The personal information of thousands of Israelis was compromised on Tuesday, following a massive hack into the database of a major local insurance company.
The Capital Markets Authority and the National Cyber Directorate confirmed that there had been a cyberattack on the Shirbit insurance company and that its clients’ information had been leaked in the breach.
Founded in 2000, the Netanya-based Shirbit has upwards of 200 employees and is one of the largest insurance firms in Israel. Several years ago, it won a state tender and many of its clients are civil servants.
In a joint statement, the two agencies said that an investigation into a possible cyberattack was launched on Monday night amid suspicions that the company’s server had been compromised.
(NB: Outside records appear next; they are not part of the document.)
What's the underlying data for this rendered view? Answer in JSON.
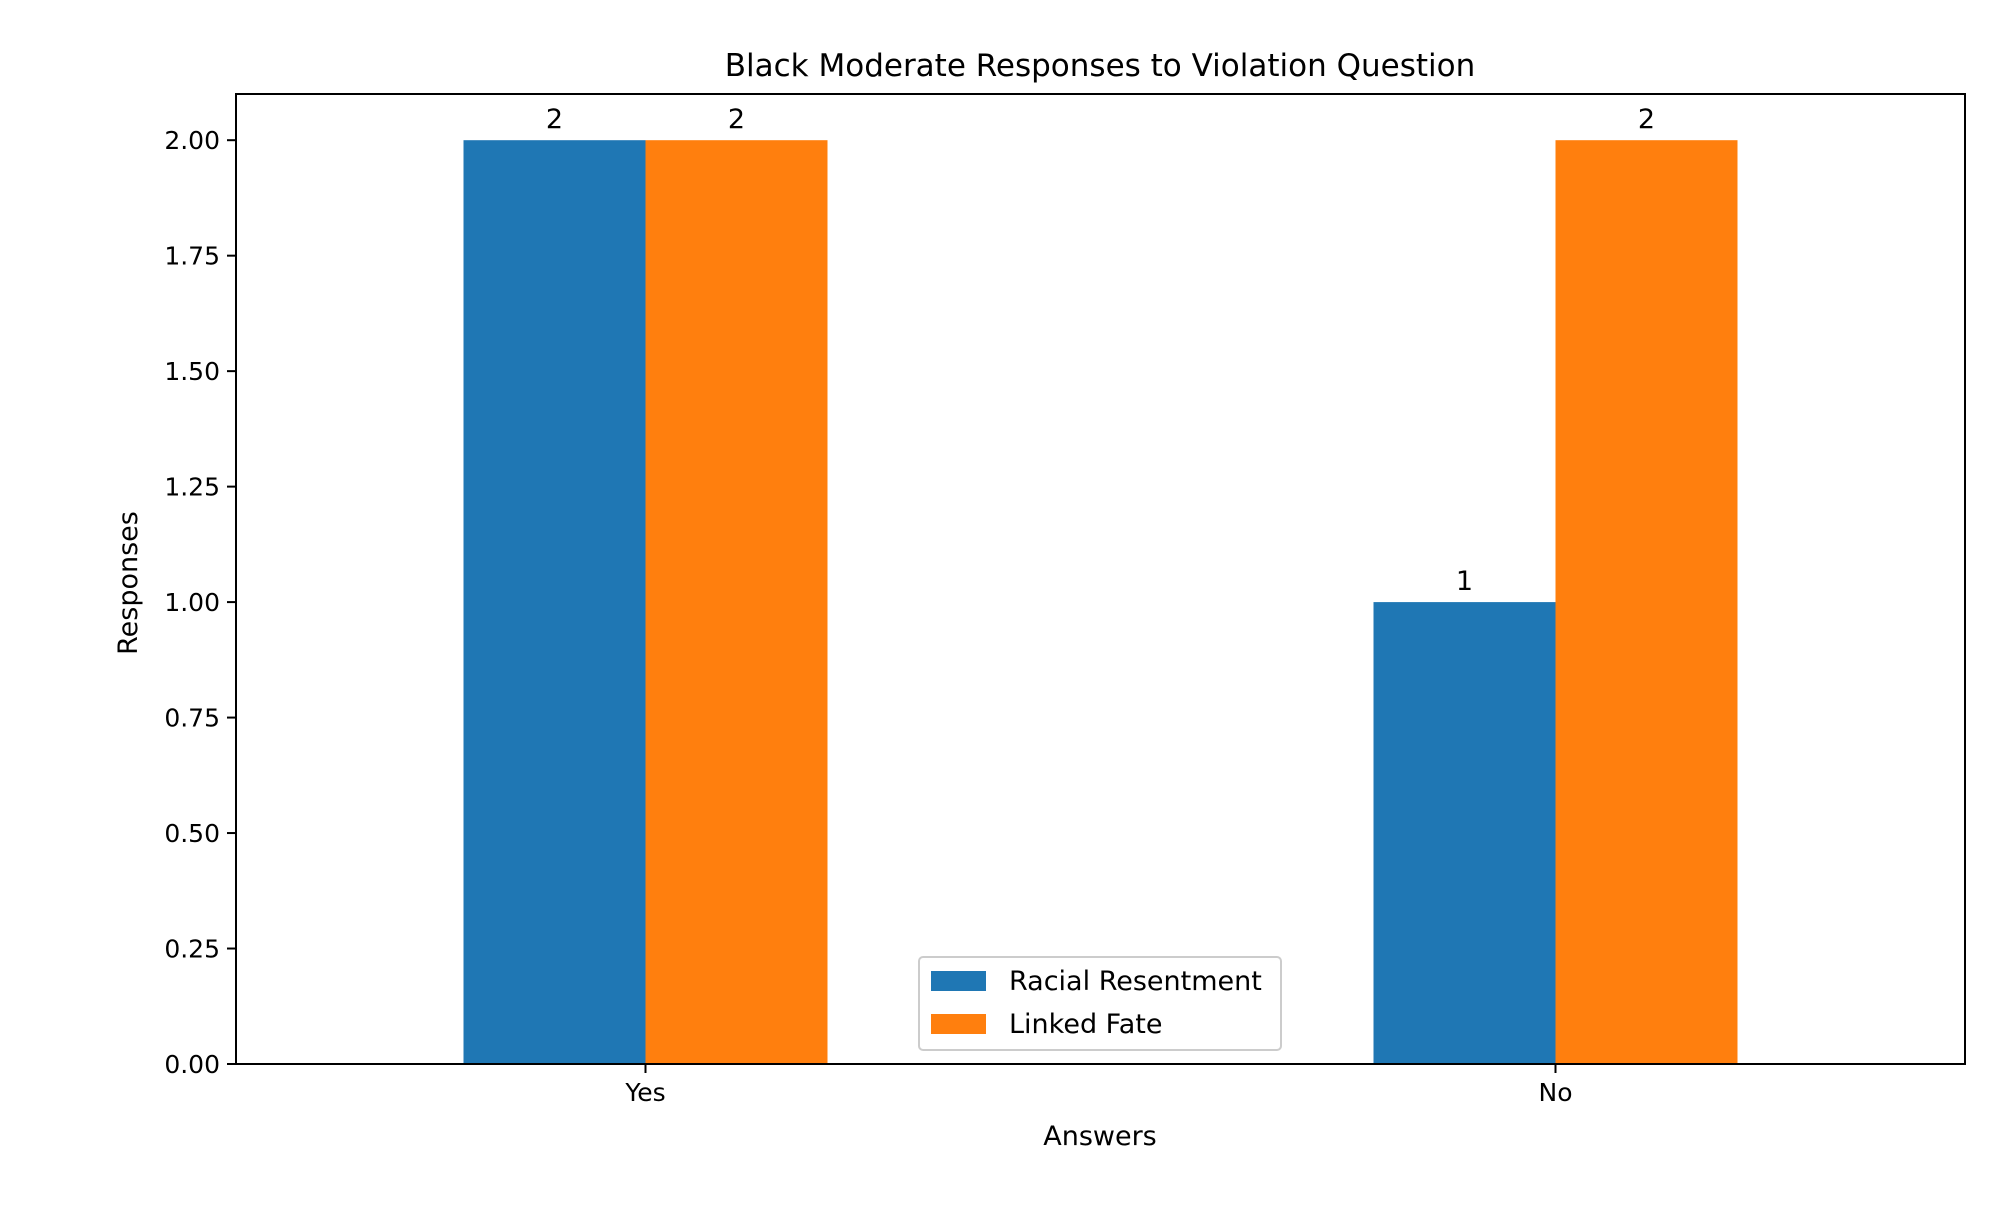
{
  "chart_data": {
    "type": "bar",
    "title": "Black Moderate Responses to Violation Question",
    "xlabel": "Answers",
    "ylabel": "Responses",
    "categories": [
      "Yes",
      "No"
    ],
    "series": [
      {
        "name": "Racial Resentment",
        "color": "#1f77b4",
        "values": [
          2,
          1
        ]
      },
      {
        "name": "Linked Fate",
        "color": "#ff7f0e",
        "values": [
          2,
          2
        ]
      }
    ],
    "ylim": [
      0,
      2.1
    ],
    "yticks": [
      "0.00",
      "0.25",
      "0.50",
      "0.75",
      "1.00",
      "1.25",
      "1.50",
      "1.75",
      "2.00"
    ],
    "data_labels": true,
    "grid": false,
    "legend_position": "lower center"
  }
}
“An initial investigation found that information on the details of clients’ insurance is involved,” the statement said, noting that the investigation was still ongoing.
The hack was later claimed by a group calling itself “BlackShadow,” which posted images of some of the information taken, as well as technical details intended to show the scale of the assault, on its social media accounts.
“A huge cyberattack has been taken place by Black Shadow team,” the group tweeted. “There has been a massive attack on the network infrastructure of Shirbit Company, which is in Israel economic sphere,” the group’s poorly phrased tweet read.
Blackshadow warned that it was in possession of Shirbit’s client database, tweeting photos of ID cards, drivers’ licenses, emails and forms containing private information.
One of the documents linked appeared to show the personal details, including the home address and phone numbers, of Tel Aviv District Court Deputy President Judge Gilad Neuthal.
In a Telegram message to KAN 11 News, the group stated that they had other targets that they would disclose later and that they conducted the attack “for money,” without further clarification.
The group’s Twitter account was subsequently suspended.
Ido Naor, CEO of cybersecurity firm Security Joes, told Israel Hayom that “the hackers have a lot of information, probably dating back at least to 2015, including details about senior figures in the defense industries and sensitive information that was included in internal [Shirbit] emails. We believe that the hackers will demand ransom for the information, probably to the tune of $500,000 to $1 million in Bitcoin.”
Naor stressed that “insurance companies, in particular, and the Israeli economy, in general, must understand that hackers will look for new ways to breach them. Ahead of next year, their budgets must be increased and they have to ensure that all the systems are under tight security and supervision.”
He further noted that the hack was “very similar to the methods used by hackers from Iran, and their choice of communication [Telegram] reinforces that assumption.”
Dr. Harel Menashri, head of the Cyber Department at the Faculty of Technology Management at the Holon Institute of Technology and a former Shin Bet security agency officer, told Israel Hayom that “the organization that claimed responsibility for this hack could be a cover for a foreign intelligence agency, maybe even the Iranians.”
“The company places the field of safety and service to its customers at the top of its priorities, and is ranked year after year among the top insurance companies in Israel in its areas of activity, both by the Capital Market Division of the Ministry of Finance and by the Chamber of Insurance Agents.”
“The company places the information security and customer service as its top priority,” Shirbit CEO Zvi Leibushor said in a statement, adding that the firm “is continually ranked among the top insurance companies in Israel, both by the Capital Market Division of the Finance Ministry and by the Chamber of Insurance Agents.”